De toepassing van de in artikel 7.1 eerste lid genoemde afwijkingen zijn beperkt tot die gevallen, waarbij het functioneren van de bestemming begrepen doeleinden en omliggende bestemmingen niet mag worden aangetast.In de afweging om af te wijken van het bestemmingsplan worden in ieder geval de woonsituatie, het straat- en bebouwingsbeeld, de cultuurhistorie, de verkeersveiligheid, de (sociale) veiligheid, brandveiligheid/ externe veiligheid en rampenbestrijding, de milieusituatie, de gebruiksmogelijkheden in andere bestemmingen in acht genomen.Tevens dient schriftelijk advies te worden ingewonnen bij de leidingbeheerder, indien daartoe noodzaak is.

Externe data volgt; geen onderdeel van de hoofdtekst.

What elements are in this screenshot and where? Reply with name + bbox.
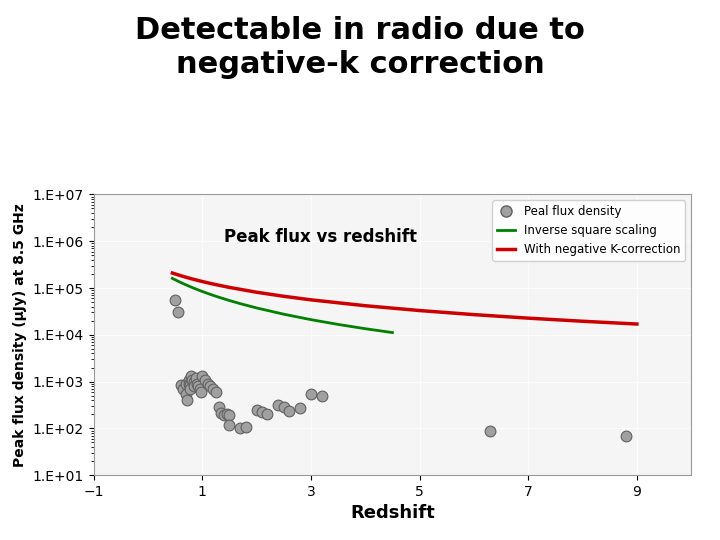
Point — [213, 403, 225, 412]
Point — [186, 372, 197, 381]
Point — [240, 423, 251, 431]
Point — [273, 401, 284, 410]
Point — [190, 374, 202, 382]
Point — [180, 389, 192, 398]
Text: Detectable in radio due to
negative-k correction: Detectable in radio due to negative-k co… — [135, 16, 585, 79]
Point — [224, 420, 235, 429]
Point — [183, 375, 194, 384]
Point — [221, 410, 233, 418]
Point — [218, 411, 230, 420]
Point — [175, 381, 186, 389]
Point — [202, 380, 213, 388]
Point — [215, 409, 227, 417]
Y-axis label: Peak flux density (µJy) at 8.5 GHz: Peak flux density (µJy) at 8.5 GHz — [13, 203, 27, 467]
X-axis label: Redshift: Redshift — [350, 504, 435, 523]
Point — [177, 384, 189, 393]
Point — [169, 296, 181, 305]
Point — [485, 426, 496, 435]
Point — [181, 396, 193, 404]
Point — [197, 372, 208, 381]
Point — [189, 382, 200, 390]
Point — [172, 308, 184, 317]
Point — [194, 384, 205, 393]
Point — [284, 407, 295, 416]
Point — [186, 375, 198, 384]
Point — [294, 404, 306, 413]
Point — [224, 411, 235, 420]
Point — [184, 381, 196, 389]
Point — [316, 392, 328, 400]
Point — [184, 384, 196, 393]
Point — [251, 406, 262, 414]
Legend: Peal flux density, Inverse square scaling, With negative K-correction: Peal flux density, Inverse square scalin… — [492, 200, 685, 261]
Point — [192, 382, 204, 390]
Point — [189, 377, 200, 386]
Point — [210, 388, 222, 396]
Point — [207, 384, 219, 393]
Point — [183, 380, 194, 388]
Point — [261, 410, 273, 418]
Point — [204, 382, 216, 390]
Point — [256, 408, 268, 417]
Point — [235, 424, 246, 433]
Point — [305, 389, 317, 398]
Point — [278, 403, 289, 412]
Point — [195, 388, 207, 396]
Point — [191, 380, 202, 388]
Point — [620, 431, 631, 440]
Text: Peak flux vs redshift: Peak flux vs redshift — [224, 228, 417, 246]
Point — [199, 375, 211, 384]
Point — [180, 380, 192, 388]
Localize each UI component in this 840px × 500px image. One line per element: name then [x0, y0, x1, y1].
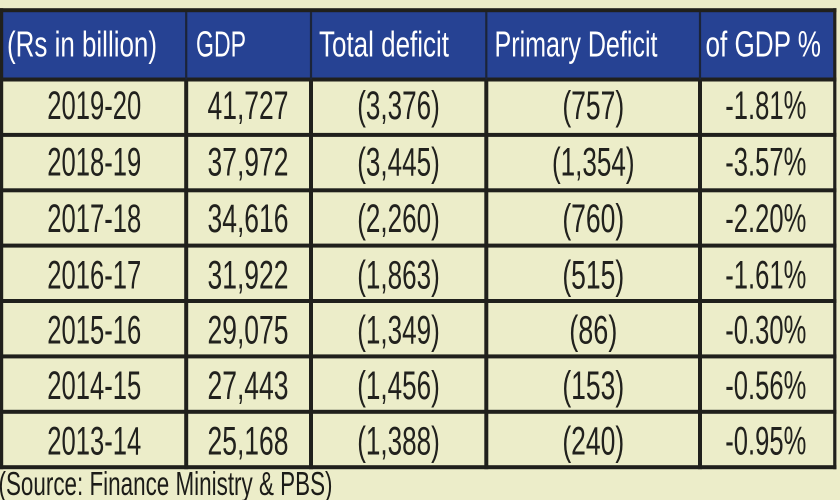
svg-text:2013-14: 2013-14: [47, 420, 141, 464]
svg-text:(3,445): (3,445): [357, 141, 440, 185]
svg-text:(153): (153): [562, 364, 624, 408]
svg-text:(Source: Finance Ministry & PB: (Source: Finance Ministry & PBS): [0, 465, 333, 500]
svg-text:2017-18: 2017-18: [47, 197, 141, 241]
svg-text:(760): (760): [562, 197, 624, 241]
svg-text:25,168: 25,168: [208, 420, 289, 464]
svg-text:Primary Deficit: Primary Deficit: [495, 24, 658, 65]
svg-text:27,443: 27,443: [208, 364, 289, 408]
svg-text:34,616: 34,616: [208, 197, 289, 241]
svg-text:29,075: 29,075: [208, 309, 289, 353]
svg-text:(1,388): (1,388): [357, 420, 440, 464]
svg-text:-0.56%: -0.56%: [725, 364, 806, 408]
svg-text:Total deficit: Total deficit: [319, 24, 449, 65]
svg-text:-0.95%: -0.95%: [725, 420, 806, 464]
svg-text:2018-19: 2018-19: [47, 141, 141, 185]
svg-text:(757): (757): [562, 84, 624, 128]
svg-text:-1.81%: -1.81%: [725, 84, 806, 128]
svg-text:of GDP %: of GDP %: [706, 24, 822, 65]
svg-text:-0.30%: -0.30%: [725, 309, 806, 353]
svg-text:GDP: GDP: [196, 24, 246, 65]
svg-text:(3,376): (3,376): [357, 84, 440, 128]
svg-text:(86): (86): [569, 309, 617, 353]
svg-text:(1,456): (1,456): [357, 364, 440, 408]
svg-text:-1.61%: -1.61%: [725, 254, 806, 298]
svg-text:(Rs in billion): (Rs in billion): [7, 24, 157, 65]
svg-text:2019-20: 2019-20: [47, 84, 141, 128]
svg-text:31,922: 31,922: [208, 254, 289, 298]
svg-text:(1,354): (1,354): [552, 141, 635, 185]
svg-text:(1,863): (1,863): [357, 254, 440, 298]
svg-text:2015-16: 2015-16: [47, 309, 141, 353]
svg-text:-2.20%: -2.20%: [725, 197, 806, 241]
svg-text:(1,349): (1,349): [357, 309, 440, 353]
svg-text:(2,260): (2,260): [357, 197, 440, 241]
svg-text:41,727: 41,727: [208, 84, 289, 128]
svg-text:(240): (240): [562, 420, 624, 464]
svg-text:2014-15: 2014-15: [47, 364, 141, 408]
svg-text:-3.57%: -3.57%: [725, 141, 806, 185]
svg-text:2016-17: 2016-17: [47, 254, 141, 298]
svg-text:37,972: 37,972: [208, 141, 289, 185]
svg-text:(515): (515): [562, 254, 624, 298]
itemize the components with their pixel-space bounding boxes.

Indien de genoemde waarden en of belangen onevenredig worden geschaad of bij negatief advies van de leidingbeheerder kan de functiewijziging niet plaatsvinden. Indien de genoemde waarden en of belangen onevenredig worden geschaad wordt de omgevingsvergunning niet verleend.

Hoofdstuk 4 Overgangs- en slotregels     

Artikel 8 Overgangsrecht     

8.1 Overgangsrecht bouwwerken     

  1. Een bouwwerk dat op het tijdstip van inwerkingtreding van het bestemmingsplan aanwezig of in uitvoering is, dan wel gebouwd kan worden krachtens een omgevingsvergunning voor het bouwen, en afwijkt van het plan, mag, mits deze afwijking naar aard en omvang niet wordt vergroot,
    1. gedeeltelijk worden vernieuwd of veranderd;
    2. na het teniet gaan ten gevolge van een calamiteit geheel worden vernieuwd of veranderd, mits de aanvraag van de omgevingsvergunning voor het bouwen wordt gedaan binnen twee jaar na de dag waarop het bouwwerk is teniet gegaan.
  2. Burgemeester en wethouders kunnen eenmalig in afwijking van het eerste lid een omgevingsvergunning verlenen voor het vergroten van de inhoud van een bouwwerk als bedoeld in het eerste lid met maximaal 10%.
  3. Het eerste lid is niet van toepassing op bouwwerken die weliswaar bestaan op het tijdstip van inwerkingtreding van het plan, maar zijn gebouwd zonder vergunning en in strijd met het daarvoor geldende plan, daaronder begrepen de overgangsbepaling van dat plan.

8.2 Overgangsrecht gebruik     

  1. Het gebruik van grond en bouwwerken dat bestond op het tijdstip van inwerkingtreding van het bestemmingsplan en hiermee in strijd is, mag worden voortgezet.
  2. Het is verboden het met het bestemmingsplan strijdige gebruik, bedoeld in het eerste lid, te veranderen of te laten veranderen in een ander met dat plan strijdig gebruik, tenzij door deze verandering de afwijking naar aard en omvang wordt verkleind.
  3. Indien het gebruik, bedoeld in het eerste lid, na het tijdstip van inwerkingtreding van het plan voor een periode langer dan een jaar wordt onderbroken, is het verboden dit gebruik daarna te hervatten of te laten hervatten.
  4. Het eerste lid is niet van toepassing op het gebruik dat reeds in strijd was met het voorheen geldende bestemmingsplan, daaronder begrepen de overgangsbepalingen van dat plan.

Artikel 9 Slotregel     

Deze regels worden aangehaald als:

Regels van het bestemmingsplan Emmen, Emmermeer Middenhaag 2 (gymzaal).